How many of us have heard of theEncyclopédie, the work of Denis Diderot and Jean-Baptiste d'Alembert, and flagship of the French Enlightenment? And again: how many of us own, or have owned, at least one encyclopaedia in our homes? Almost everyone.
The Treccani (who certainly knows a thing or two about encyclopaedias) defines it as a "work in which notions of all disciplines or just one of them are systematically collected and ordered. The word comes from the Greek ἐγκύκλιος παιδεία, 'circular education, a set of doctrines forming a complete education'". Influenced by the history we learnt at school, almost all of us would take the recent, 'Enlightenment' nature of the encyclopaedia for granted. Instead, its history and origin can be considered much more distant, going back even to antiquity, and certainly to the Middle Ages. A complex set of roots that is still very little investigated.
With the project SPACE - The System of Philosophy in Arabic: Charting the Encyclopediasfunded with more than half a million euros from the first edition of the Italian Science Foundation (FIS), researchers from PhiBor of the IMT School are doing just that: gaining a greater understanding of the great adventure of medieval science, and Islamic science in particular, by highlighting the connections and bridges between cultures across the diverse world of the medieval Mediterranean, and beyond.
From the human desire to 'make order'...
The encyclopaedia stems from the desire of human beings to gather what they know, to put it together, to systematise it: a desire much older than the 18th century in which Diderot and d'Alembert lived. With the great Mesopotamian civilisations, starting with the Sumerian, the need to create lists of names for scholastic study soon arose along with writing. These lists were then often expanded, explaining what the names referred to. In classical antiquity, Aristotle embarked on the hitherto unattempted feat of embracing the whole of knowledge with rational knowledge. When antiquity itself was coming to an end, in the 5th century, two Latin writers unknown to the general public today, Macrobius and Martianus Capella, attempted, each in their own way, to create compendia of knowledge, both practical and philosophical, in order to preserve and transmit it. Two centuries later, Isidore of Seville (still the patron saint of scholars today) wrote a work significantly entitled Etymologiae o Origines, based on an intention very similar to that of Macrobius and Martian. In this work, the meanings of words, subdivided by domain (e.g. numbers, planets, institutions), were explained by reference to their (true or presumed) etymological origin.
... to the philosophical summa of Avicenna
Yet no one, not even Aristotle, wanted or succeeded in connecting all this mass of knowledge in a truly systemic manner, and in addition to uniting it with new paths of research in order to achieve, as specified by the definition given above, a truly complete education. This was the task of the work of Ibn Sīnā, better known as Avicenna. This great scholar, originally from Buḫāra, in what is now Uzbekistan, and who lived between the end of the 10th and the first half of the 11th century, made a remarkable effort towards the systematisation of the scientific enterprise, at the same time recovering Aristotelian philosophy and thus realising not only the dream of a systematic and complete knowledge (within the limits, of course, of the means at his disposal) but also a veritable bridge between the philosophy of antiquity and that of the following centuries.

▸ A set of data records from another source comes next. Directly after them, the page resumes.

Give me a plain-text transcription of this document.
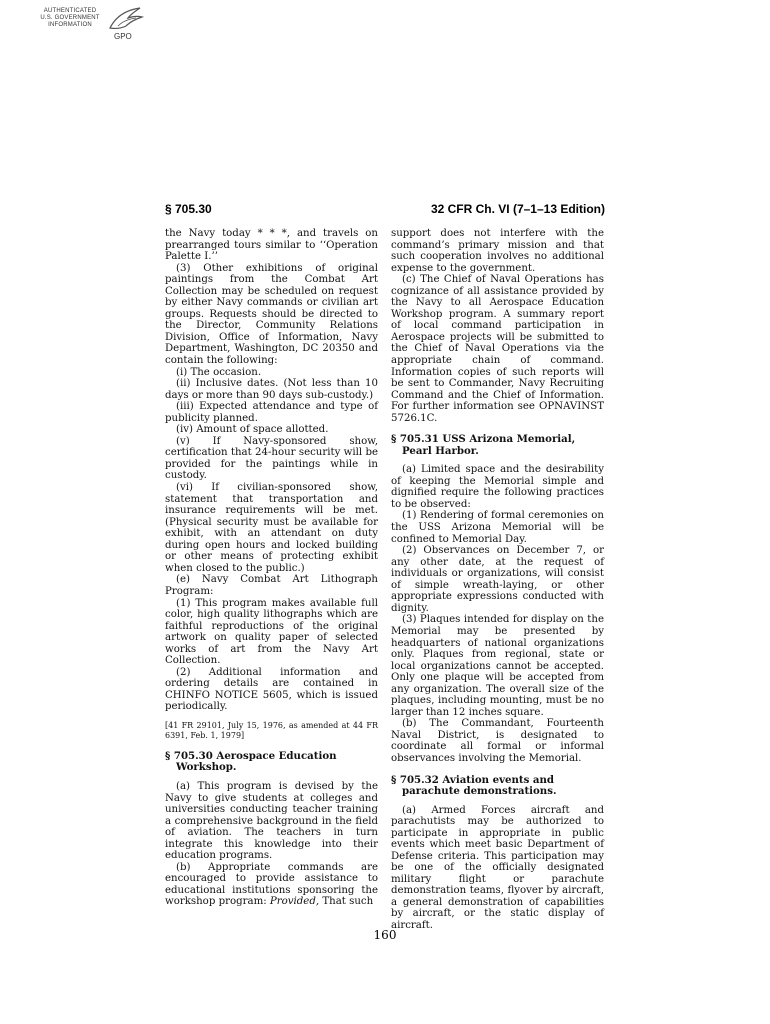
AUTHENTICATED
U.S. GOVERNMENT
INFORMATION
GPO
§ 705.30	32 CFR Ch. VI (7–1–13 Edition)

the Navy today * * *, and travels on prearranged tours similar to ‘‘Operation Palette I.’’

(3) Other exhibitions of original paintings from the Combat Art Collection may be scheduled on request by either Navy commands or civilian art groups. Requests should be directed to the Director, Community Relations Division, Office of Information, Navy Department, Washington, DC 20350 and contain the following:

(i) The occasion.

(ii) Inclusive dates. (Not less than 10 days or more than 90 days sub-custody.)

(iii) Expected attendance and type of publicity planned.

(iv) Amount of space allotted.

(v) If Navy-sponsored show, certification that 24-hour security will be provided for the paintings while in custody.

(vi) If civilian-sponsored show, statement that transportation and insurance requirements will be met. (Physical security must be available for exhibit, with an attendant on duty during open hours and locked building or other means of protecting exhibit when closed to the public.)

(e) Navy Combat Art Lithograph Program:

(1) This program makes available full color, high quality lithographs which are faithful reproductions of the original artwork on quality paper of selected works of art from the Navy Art Collection.

(2) Additional information and ordering details are contained in CHINFO NOTICE 5605, which is issued periodically.

[41 FR 29101, July 15, 1976, as amended at 44 FR 6391, Feb. 1, 1979]

§ 705.30 Aerospace Education Workshop.

(a) This program is devised by the Navy to give students at colleges and universities conducting teacher training a comprehensive background in the field of aviation. The teachers in turn integrate this knowledge into their education programs.

(b) Appropriate commands are encouraged to provide assistance to educational institutions sponsoring the workshop program: Provided, That such

support does not interfere with the command’s primary mission and that such cooperation involves no additional expense to the government.

(c) The Chief of Naval Operations has cognizance of all assistance provided by the Navy to all Aerospace Education Workshop program. A summary report of local command participation in Aerospace projects will be submitted to the Chief of Naval Operations via the appropriate chain of command. Information copies of such reports will be sent to Commander, Navy Recruiting Command and the Chief of Information. For further information see OPNAVINST 5726.1C.

§ 705.31 USS Arizona Memorial, Pearl Harbor.

(a) Limited space and the desirability of keeping the Memorial simple and dignified require the following practices to be observed:

(1) Rendering of formal ceremonies on the USS Arizona Memorial will be confined to Memorial Day.

(2) Observances on December 7, or any other date, at the request of individuals or organizations, will consist of simple wreath-laying, or other appropriate expressions conducted with dignity.

(3) Plaques intended for display on the Memorial may be presented by headquarters of national organizations only. Plaques from regional, state or local organizations cannot be accepted. Only one plaque will be accepted from any organization. The overall size of the plaques, including mounting, must be no larger than 12 inches square.

(b) The Commandant, Fourteenth Naval District, is designated to coordinate all formal or informal observances involving the Memorial.

§ 705.32 Aviation events and parachute demonstrations.

(a) Armed Forces aircraft and parachutists may be authorized to participate in appropriate in public events which meet basic Department of Defense criteria. This participation may be one of the officially designated military flight or parachute demonstration teams, flyover by aircraft, a general demonstration of capabilities by aircraft, or the static display of aircraft.

160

In other words, while we may not be able to give a clear-cut answer to the question of who is the inventor of the modern encyclopaedia, we can certainly consider Avicenna as one of the founding fathers of the concept itself as we understand it today. The main focus of the project SPACE is then Avicenna's main work, the Kitāb al-Šifāʾ, or Book of Healing, a massive encyclopaedia of its author's mature philosophical thought, comprising 22 distinct sections and over five thousand printed pages in the only complete edition available to date. These numbers are sufficient to give an idea of the vastness and monumentality of the work, but they alone are not enough to represent the complexity and depth of Avicenna's work. SPACE sets itself precisely this objective: to elucidate the relationships between the various aspects of knowledge, definitions, analyses, that Avicenna constructs in the Kitāb al-Šifāʾ.
The acronym of the project is thus anything but accidental: if the encyclopaedia is, in a sense, a mirror of the cosmos, a small cosmos itself, then the fundamental objective of SPACE is to map such a small cosmos, to give us an idea of its boundaries, its supporting structures, the connections that hold it together. It is hard to imagine a better way not only to do justice to what were Avicenna's intentions and goals, but also to understand how, well before the French Enlightenment, at the height of the Middle Ages, a veritable 'Lost Enlightenment' found fulfilment in Central Asia and the lands of present-day Iran, to borrow the title of a book by the American scholar S. Frederick Starr that is dedicated to it.